Some scientists are worried about what will happen when patients join the patenting fray. Medical research, they note, has historically depended on free access to patients’ blood samples, tissues, and genes. “There’s a lot of concern that the PXE phenomenon will enter into every bargaining situation between patients and researchers,” says a Johns Hopkins University geneticist who spoke on condition that she not be identified. “That could slow research down. The scientist might not care about the money from the patent, but his institution probably will.”
Such concerns are unlikely, however, to deter the newly vocal patient advocates. Organizations dedicated to this or that specific disease have proliferated in recent years, helped along by the Internet and researchers’ growing interest in people with unusual genetic profiles. And while PXE International is the only group to have sought ownership of its gene, others are flexing their muscle.
One could see the Terry approach spreading at a June gathering in Washington, D.C., called the People’s Genome Celebration. At the three-day festival-like event, people with genetic diseases got to rub elbows with leading academic and industry scientists. A composer played music based on patterns in the four nucleotides that compose DNA; fashion photographer Rick Guidotti showed a documentary of his trip around the world photographing albinos.
The conference was organized by the Genetic Alliance, an umbrella group for 300 genetic-disease organizations representing hundreds of thousands of patients. Sharon Terry used the occasion to meet with some of the 20 or more groups that have asked for her advice on advancing research on their diseases. (After years of volunteering, both Terrys now work full time on genetics issues. Sharon is the Genetic Alliance’s vice president for consumer affairs.
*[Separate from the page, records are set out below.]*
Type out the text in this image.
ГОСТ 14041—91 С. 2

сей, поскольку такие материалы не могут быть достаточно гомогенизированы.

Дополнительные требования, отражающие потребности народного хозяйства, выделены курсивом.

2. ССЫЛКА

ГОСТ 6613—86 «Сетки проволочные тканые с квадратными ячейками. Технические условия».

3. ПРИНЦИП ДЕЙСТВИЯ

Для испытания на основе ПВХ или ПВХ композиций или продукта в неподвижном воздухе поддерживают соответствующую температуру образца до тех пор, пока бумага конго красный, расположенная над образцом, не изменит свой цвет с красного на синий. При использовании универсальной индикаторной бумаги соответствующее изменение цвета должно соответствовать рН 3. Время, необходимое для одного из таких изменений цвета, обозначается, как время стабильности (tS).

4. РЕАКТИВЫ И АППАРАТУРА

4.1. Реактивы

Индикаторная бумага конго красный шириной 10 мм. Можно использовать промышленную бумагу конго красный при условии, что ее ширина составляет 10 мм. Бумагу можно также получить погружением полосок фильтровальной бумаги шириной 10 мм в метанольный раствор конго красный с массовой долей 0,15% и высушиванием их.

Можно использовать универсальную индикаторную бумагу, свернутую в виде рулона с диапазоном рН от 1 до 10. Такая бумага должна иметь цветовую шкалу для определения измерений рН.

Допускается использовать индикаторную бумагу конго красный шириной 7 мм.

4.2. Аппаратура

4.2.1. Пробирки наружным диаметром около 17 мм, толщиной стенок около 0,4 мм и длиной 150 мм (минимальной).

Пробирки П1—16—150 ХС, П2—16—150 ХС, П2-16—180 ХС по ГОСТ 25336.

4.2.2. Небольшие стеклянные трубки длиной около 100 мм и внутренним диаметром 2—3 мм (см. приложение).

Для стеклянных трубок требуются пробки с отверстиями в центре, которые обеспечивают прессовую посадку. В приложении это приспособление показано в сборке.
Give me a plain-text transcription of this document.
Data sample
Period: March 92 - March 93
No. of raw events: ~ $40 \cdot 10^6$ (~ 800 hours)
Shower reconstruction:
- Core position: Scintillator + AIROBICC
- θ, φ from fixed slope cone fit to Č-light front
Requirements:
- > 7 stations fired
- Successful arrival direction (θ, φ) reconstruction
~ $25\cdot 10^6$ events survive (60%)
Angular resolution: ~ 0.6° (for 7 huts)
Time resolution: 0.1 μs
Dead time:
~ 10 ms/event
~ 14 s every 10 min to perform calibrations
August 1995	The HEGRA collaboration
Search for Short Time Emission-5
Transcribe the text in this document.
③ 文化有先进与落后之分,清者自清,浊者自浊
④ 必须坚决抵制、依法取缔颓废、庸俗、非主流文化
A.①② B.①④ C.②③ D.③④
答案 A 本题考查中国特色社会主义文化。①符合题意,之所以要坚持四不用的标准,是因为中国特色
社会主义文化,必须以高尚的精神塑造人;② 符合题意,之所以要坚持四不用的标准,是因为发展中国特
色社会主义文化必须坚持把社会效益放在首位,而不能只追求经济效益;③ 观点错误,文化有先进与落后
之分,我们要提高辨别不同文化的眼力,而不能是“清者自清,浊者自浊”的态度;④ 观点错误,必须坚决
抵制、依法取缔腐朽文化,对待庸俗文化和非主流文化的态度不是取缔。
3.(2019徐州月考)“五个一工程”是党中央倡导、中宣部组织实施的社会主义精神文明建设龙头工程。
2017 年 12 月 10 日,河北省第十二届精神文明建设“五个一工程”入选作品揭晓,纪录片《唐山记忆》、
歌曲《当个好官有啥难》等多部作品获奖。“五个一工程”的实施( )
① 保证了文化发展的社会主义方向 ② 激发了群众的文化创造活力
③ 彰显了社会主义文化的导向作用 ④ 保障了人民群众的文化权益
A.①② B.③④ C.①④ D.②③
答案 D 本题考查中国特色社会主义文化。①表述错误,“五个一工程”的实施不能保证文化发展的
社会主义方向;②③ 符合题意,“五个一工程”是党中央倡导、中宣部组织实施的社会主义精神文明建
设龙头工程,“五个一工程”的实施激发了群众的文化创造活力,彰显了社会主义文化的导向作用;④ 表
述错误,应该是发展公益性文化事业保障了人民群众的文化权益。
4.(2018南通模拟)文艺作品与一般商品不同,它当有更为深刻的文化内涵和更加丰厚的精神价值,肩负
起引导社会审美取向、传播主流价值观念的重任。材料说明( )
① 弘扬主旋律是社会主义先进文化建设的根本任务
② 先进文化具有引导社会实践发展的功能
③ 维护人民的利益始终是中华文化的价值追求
And Patrick last year joined several scientists in launching a “consumer biotech company” that, he says, seeks to combine the interests of patients, drug companies, and doctors. The company, Genomic Health, has yet to develop any product or service.)
“One of the new philosophies that emerged from the People’s Genome Celebration is, If you don’t share, you don’t play,” says Colleen Zak, a Kirkwood, Pennsylvania, mother who heads a group of families with an inherited kidney disease. Zak is setting up a central dna bank like PXE International’s. Several other disease organizations, including the Juvenile Diabetes Research Foundation, now run their own scientific programs, funding researchers directly.
“It makes sense for the patient groups to be at the center of decisions about who owns the intellectual property and the genetic information itself,” says Mary Davidson, the Alliance’s executive director. “The point of what the Terrys have done is not to bring profits to them, or even to PXE International. It’s this: to be sure that if I participate in the research, I benefit.”
Of course, when they step back from the whirlwind of research papers, conferences, and emails, the Terrys realize that those benefits are more elusive than the biotech hype suggests. They and their scientist allies have found the PXE gene, but they still don’t know how it works. Once those links have been determined, they hope, it will be possible to devise an inexpensive test so that relatives of children like Ian and Elizabeth can find out whether they carry the gene. Any help for the patients themselves could be years, even decades, away.
“We haven’t done a thing yet,” notes Sharon, “that will cure the kids.”